As previously reported, VenFin, as a member of a consortium, made an offer for the shares held by the minority shareholders of SAIL. This transaction was subsequently approved by the competition authorities.

On 31 December 2004, this transaction was partly executed, whereby VenFin, on behalf of the consortium, acquired 172.9 million SAIL shares for a total consideration of R71 million. The transaction is in the process of being finalised. Following this transaction, VenFin’s effective interest in SAIL will be 36.5%.

     
    FrontRange Limited (FrontRange)
  VenFin invested a further R54 million in FrontRange. At 31 December 2004, VenFin’s effective interest in FrontRange was 17.9%.
     
    Dimension Data Holdings plc (Didata)
  RFS Finance Limited, a wholly-owned offshore subsidiary of VenFin, acquired 69.8 million Didata shares for a consideration of £ 24.3 million. At 31 December 2004, these shares represented a 5.2% interest in Didata.
     
    Milestone China Opportunities Fund I L.P. (Milestone China)
  VenFin invested a further $2 million in Milestone China. The total investment to date is $2.5 million, with a further $2.5 million committed.
     
    Cueincident (Pty) Limited (Cueincident)

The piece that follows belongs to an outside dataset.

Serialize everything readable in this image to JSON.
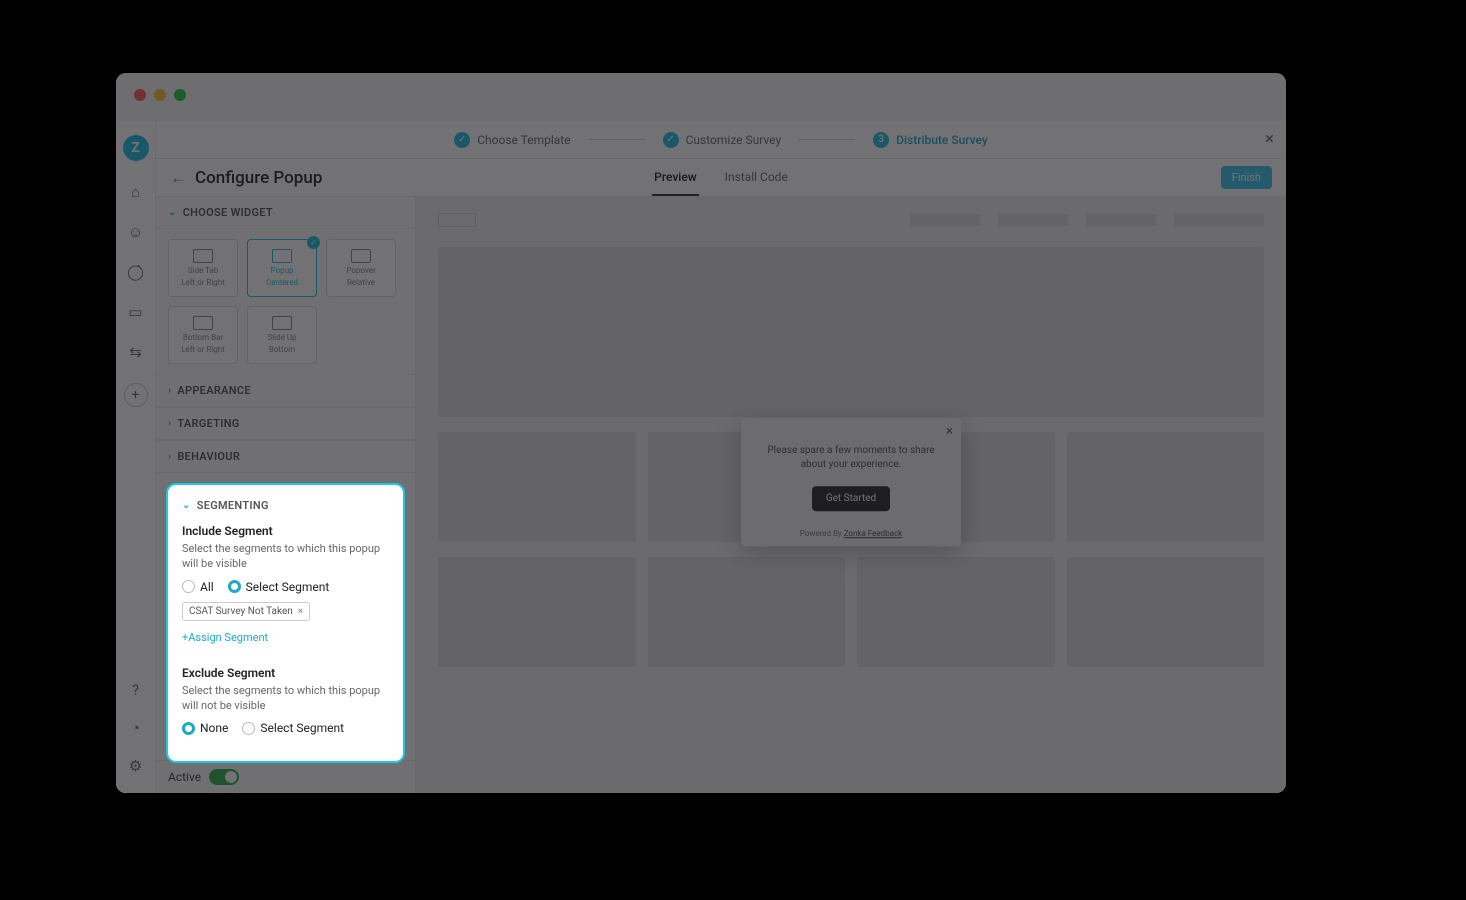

  VenFin invested R12 million in Cueincident. Cueincident designs, installs, maintains and operates electronic facilities management systems, utilising surveillance technology. Customers include local government, state-owned enterprises and large corporates. At 31 December 2004, VenFin’s interest in Cueincident was 12.4%.
     
    Inala Technology Investments (Pty) Limited (Inala)
  VenFin disposed of its 33.5% interest in Inala for a consideration of R5 million.

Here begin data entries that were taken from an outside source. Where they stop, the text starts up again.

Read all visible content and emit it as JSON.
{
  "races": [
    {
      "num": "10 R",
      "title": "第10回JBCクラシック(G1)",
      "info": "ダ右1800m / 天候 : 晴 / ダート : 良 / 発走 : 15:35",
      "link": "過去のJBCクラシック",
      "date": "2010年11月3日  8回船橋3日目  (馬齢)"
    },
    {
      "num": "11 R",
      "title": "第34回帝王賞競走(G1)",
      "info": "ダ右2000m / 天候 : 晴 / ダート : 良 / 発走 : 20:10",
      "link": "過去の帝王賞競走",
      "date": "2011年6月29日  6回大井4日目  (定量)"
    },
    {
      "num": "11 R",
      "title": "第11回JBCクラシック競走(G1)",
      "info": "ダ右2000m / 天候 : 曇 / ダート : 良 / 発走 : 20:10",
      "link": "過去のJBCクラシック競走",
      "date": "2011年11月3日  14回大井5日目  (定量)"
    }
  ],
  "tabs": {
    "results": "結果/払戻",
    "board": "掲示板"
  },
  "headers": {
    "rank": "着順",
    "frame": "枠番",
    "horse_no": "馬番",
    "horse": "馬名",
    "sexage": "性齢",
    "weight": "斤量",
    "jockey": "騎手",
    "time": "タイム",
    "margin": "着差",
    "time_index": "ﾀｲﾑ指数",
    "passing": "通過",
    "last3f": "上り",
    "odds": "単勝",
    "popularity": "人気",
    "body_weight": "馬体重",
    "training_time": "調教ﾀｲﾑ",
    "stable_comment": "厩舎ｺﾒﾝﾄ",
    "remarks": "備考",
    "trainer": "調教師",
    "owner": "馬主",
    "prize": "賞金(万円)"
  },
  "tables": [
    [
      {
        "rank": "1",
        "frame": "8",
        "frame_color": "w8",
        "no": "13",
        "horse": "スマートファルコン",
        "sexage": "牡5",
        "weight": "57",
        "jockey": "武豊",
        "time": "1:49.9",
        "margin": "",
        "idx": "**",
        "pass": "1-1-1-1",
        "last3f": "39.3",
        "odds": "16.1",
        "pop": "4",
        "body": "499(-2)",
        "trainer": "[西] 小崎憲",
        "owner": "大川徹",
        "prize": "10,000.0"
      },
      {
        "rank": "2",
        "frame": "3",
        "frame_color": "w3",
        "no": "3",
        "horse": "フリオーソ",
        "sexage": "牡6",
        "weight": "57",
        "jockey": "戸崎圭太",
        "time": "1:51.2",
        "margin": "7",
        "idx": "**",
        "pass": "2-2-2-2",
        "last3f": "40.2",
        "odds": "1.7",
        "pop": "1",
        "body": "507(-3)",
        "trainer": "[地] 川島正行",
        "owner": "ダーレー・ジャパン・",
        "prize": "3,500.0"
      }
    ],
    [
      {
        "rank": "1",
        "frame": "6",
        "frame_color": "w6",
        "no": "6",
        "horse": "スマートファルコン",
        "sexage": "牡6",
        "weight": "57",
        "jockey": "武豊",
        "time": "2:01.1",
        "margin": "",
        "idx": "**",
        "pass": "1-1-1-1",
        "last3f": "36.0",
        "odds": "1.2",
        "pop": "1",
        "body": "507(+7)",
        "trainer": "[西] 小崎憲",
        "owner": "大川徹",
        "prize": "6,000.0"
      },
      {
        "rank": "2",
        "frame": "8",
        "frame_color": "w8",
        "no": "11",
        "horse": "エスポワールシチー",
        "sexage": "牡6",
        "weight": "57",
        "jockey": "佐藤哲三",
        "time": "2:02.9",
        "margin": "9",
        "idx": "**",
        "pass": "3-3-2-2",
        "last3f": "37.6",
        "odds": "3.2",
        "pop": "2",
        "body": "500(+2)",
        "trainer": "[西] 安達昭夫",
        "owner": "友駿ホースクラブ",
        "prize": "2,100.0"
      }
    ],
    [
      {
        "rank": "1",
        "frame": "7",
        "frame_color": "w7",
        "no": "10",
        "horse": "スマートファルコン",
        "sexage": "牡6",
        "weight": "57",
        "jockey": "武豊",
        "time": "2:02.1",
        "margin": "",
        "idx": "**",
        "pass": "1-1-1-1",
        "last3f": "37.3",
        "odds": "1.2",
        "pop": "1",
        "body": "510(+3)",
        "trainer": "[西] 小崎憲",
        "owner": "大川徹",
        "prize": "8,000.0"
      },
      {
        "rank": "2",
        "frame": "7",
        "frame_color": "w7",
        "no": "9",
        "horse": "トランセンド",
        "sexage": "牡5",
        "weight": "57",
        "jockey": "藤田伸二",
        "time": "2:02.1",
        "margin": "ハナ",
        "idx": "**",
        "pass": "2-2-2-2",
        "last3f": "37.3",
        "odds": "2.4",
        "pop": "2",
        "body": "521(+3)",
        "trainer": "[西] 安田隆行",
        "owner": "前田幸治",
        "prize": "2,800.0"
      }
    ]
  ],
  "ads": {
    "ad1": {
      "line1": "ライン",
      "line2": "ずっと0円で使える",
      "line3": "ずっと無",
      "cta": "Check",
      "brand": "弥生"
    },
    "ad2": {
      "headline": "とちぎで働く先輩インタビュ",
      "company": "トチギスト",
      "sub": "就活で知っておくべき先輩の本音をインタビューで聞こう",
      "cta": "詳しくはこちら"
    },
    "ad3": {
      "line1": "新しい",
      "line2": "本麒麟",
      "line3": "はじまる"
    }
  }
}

A capital surplus of R1 million was realised.
     
    Psitek (Pty) Limited (Psitek)
  VenFin sold 3.8% of its interest in Psitek to the Psitek share trust for R11 million.
A capital surplus of R3 million was realised. At 31 December 2004, VenFin’s interest in Psitek was 28.2%.
     
Since 31 December 2004
     
    Didata
  VenFin acquired a further 24.2 million shares in Didata for
£ 9.4 million. VenFin’s investment of 94.0 million shares represents
7.0% of Didata’s issued shares.
     
    GEMS Oriental and General Fund II (GEMS)
  During February 2005, VenFin invested a further $1.9 million in
GEMS. The total investment to date amounts to $9.5 million.